貴方のもとに還るから

「僕ね、死んだら兄さんの元に還りたいな」
「はあ?」

 突拍子のないロビンの発言に、ジャックは眉をひそめた。

「だって、ヴァンパイアは死ぬと紅い月に還るよね? でも、僕は紅い月じゃなくて兄さんのところがいいなぁって」
「だーかーら。なんでそういう話になるわけ?」

 ジャックが呆れたように言うと、ロビンは疑問に答えるべく口を開いた。

「前にイヴさんがヴァンパイアを倒したのを見たことがあって、その時に紅い月に還っていくのを見たんだ」
「……」
「あのあと、イヴさんに聞いたら"ヴァンパイアは死んだら紅い月に還るんじゃないか"って。……ギルさんのときに、それを利用できないかなって悩んでたみたいだし」
「あぁ」

 その話ならジャックにも覚えがあった。なぜならエリザベスが家で愚痴っていたからだ。
「まったく、あいつの自己犠牲心はどうにかならないのかしら」そう言って不機嫌そうな顔をしていたのは記憶に新しい。

「それでそっからどうして僕のとこに還りたいってなるのさ」
「だって僕、兄さんが大好きだもん。紅い月のことは……まあ、僕もヴァンパイアだからね、……嫌い、ではないけど。でも、やっぱり僕はずっと兄さんと一緒にいたいんだよ!!」

 屈託のない笑顔で言うロビンに、ジャックは「お前さぁ」と返す。だが、こうも真っ直ぐに自分を慕うロビンに、正直ジャックは悪い気はしなかった。

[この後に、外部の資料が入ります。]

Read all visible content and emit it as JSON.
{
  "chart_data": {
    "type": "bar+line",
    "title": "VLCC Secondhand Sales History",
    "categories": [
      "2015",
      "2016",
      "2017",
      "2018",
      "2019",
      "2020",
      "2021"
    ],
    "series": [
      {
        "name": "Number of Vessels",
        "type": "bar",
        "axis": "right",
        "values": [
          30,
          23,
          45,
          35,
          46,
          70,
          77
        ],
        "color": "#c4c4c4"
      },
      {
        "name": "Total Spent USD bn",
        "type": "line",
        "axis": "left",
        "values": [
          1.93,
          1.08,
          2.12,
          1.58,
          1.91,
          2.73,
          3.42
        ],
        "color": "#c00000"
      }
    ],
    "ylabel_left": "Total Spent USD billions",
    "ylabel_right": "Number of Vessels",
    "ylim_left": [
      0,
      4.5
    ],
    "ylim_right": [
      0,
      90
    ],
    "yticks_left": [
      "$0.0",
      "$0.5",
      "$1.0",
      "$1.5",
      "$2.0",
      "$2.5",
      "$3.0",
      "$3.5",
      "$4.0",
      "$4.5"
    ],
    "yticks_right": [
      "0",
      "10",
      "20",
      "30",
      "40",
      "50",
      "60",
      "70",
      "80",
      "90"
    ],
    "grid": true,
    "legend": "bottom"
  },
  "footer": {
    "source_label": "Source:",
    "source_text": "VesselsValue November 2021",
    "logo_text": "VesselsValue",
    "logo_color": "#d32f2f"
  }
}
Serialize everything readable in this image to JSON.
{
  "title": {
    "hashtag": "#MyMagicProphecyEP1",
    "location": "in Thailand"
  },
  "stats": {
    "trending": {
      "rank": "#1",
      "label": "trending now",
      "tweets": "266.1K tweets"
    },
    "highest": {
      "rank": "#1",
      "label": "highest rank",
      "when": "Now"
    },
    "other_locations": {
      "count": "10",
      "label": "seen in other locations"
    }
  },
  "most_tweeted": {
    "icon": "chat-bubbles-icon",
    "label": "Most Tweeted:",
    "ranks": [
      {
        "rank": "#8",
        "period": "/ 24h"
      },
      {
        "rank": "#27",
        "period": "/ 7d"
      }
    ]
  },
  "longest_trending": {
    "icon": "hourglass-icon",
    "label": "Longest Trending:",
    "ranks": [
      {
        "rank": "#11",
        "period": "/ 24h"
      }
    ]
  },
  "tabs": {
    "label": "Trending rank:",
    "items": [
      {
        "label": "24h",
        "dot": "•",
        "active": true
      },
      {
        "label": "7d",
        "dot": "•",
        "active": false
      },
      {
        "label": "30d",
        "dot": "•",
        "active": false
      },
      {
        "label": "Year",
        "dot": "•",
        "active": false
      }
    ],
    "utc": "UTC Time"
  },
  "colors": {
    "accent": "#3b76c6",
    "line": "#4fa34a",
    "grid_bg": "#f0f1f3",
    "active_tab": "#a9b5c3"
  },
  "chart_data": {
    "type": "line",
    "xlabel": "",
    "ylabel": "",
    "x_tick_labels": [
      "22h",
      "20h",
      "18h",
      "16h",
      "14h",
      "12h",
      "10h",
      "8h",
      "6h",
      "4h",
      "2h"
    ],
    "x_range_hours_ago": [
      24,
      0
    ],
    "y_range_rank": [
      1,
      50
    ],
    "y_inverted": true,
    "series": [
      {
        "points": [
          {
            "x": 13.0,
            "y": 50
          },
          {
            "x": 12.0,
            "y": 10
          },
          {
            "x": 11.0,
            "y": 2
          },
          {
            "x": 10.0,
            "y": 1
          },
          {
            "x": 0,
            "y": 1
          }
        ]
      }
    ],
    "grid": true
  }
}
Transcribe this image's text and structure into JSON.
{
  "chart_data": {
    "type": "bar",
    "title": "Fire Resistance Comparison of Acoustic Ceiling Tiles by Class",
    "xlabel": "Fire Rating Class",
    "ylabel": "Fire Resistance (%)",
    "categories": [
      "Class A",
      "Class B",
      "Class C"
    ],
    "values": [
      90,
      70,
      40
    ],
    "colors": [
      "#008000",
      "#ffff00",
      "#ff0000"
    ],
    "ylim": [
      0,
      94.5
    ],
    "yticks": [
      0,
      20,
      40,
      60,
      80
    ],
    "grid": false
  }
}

「それに、僕は兄さんにヴァンパイアにしてもらったから。だからこそ兄さんの元に還りたい」
「…………勝手にすれば?」

 面倒くさくなったのか素っ気ない返事をするジャック。しかし、そんなジャックを見ても、ロビンは幸せそうに「うん、そうするよ!」と返した。

「あ、でも、今はまだ死ぬつもりないけどね。兄さんといろんなことしたいし、O★Zでたくさん歌いたいから!」
「あっそ」
「…………兄さん。本当に生きててよかった」

 ジャックの頬に触れ、目を細めて笑うロビンに、「なあ僕が死んだって考えなかったの?」とジャックは尋ねた。

「……考えなかった、わけじゃなかった。"生きてる"って信じたかったのが強かったんだと思う」
「ロビン」
「だから、こうしてまた会えて、言葉を交わせて……。本当に嬉しいんだ……」

 涙を浮かべながら笑みを作るロビンに、ジャックは思わず手を伸ばす。しかし触れる直前で躊躇して手を下ろす。すると、その様子を見ていたロビンの方からジャックの手を握った。

「あの時ね、本当に兄さんになら殺されてもよかったんだ」
「っ」
「他人に兄さんとの思い出を消されるくらいなら、いっそ兄さんの手で殺されたかった」
「それ本気で言ってんの?」
「本気だよ。それだけ僕は兄さんのことが好きなんだ」

 真剣な表情で言うロビン。
 ジャックは不思議でたまらなかった。ーー自分を好きってだけで、順風満帆なはずの輝かしい人生を捨ててまで、闇の世界にくることが。

「兄さん?」
「ほんと、お前バカだなあ」

 ジャックの目からも一筋の雫が流れる。それは止まることを知らずに流れ続けた。

「……兄さん……?」
「いいよ。お前が望むなら、一緒に堕ちてやるよ」

 そう言い終わると同時に、あの時と同じように首筋に牙を刺す。牙が皮膚を突き破り肉へと到達する感覚を感じる。そしてそのまま血を吸い始めた。

(お前が僕を嫌いになっても、離してやらないからな)

 ジャックは心の中で呟くと、ロビンの血を飲み込んだ。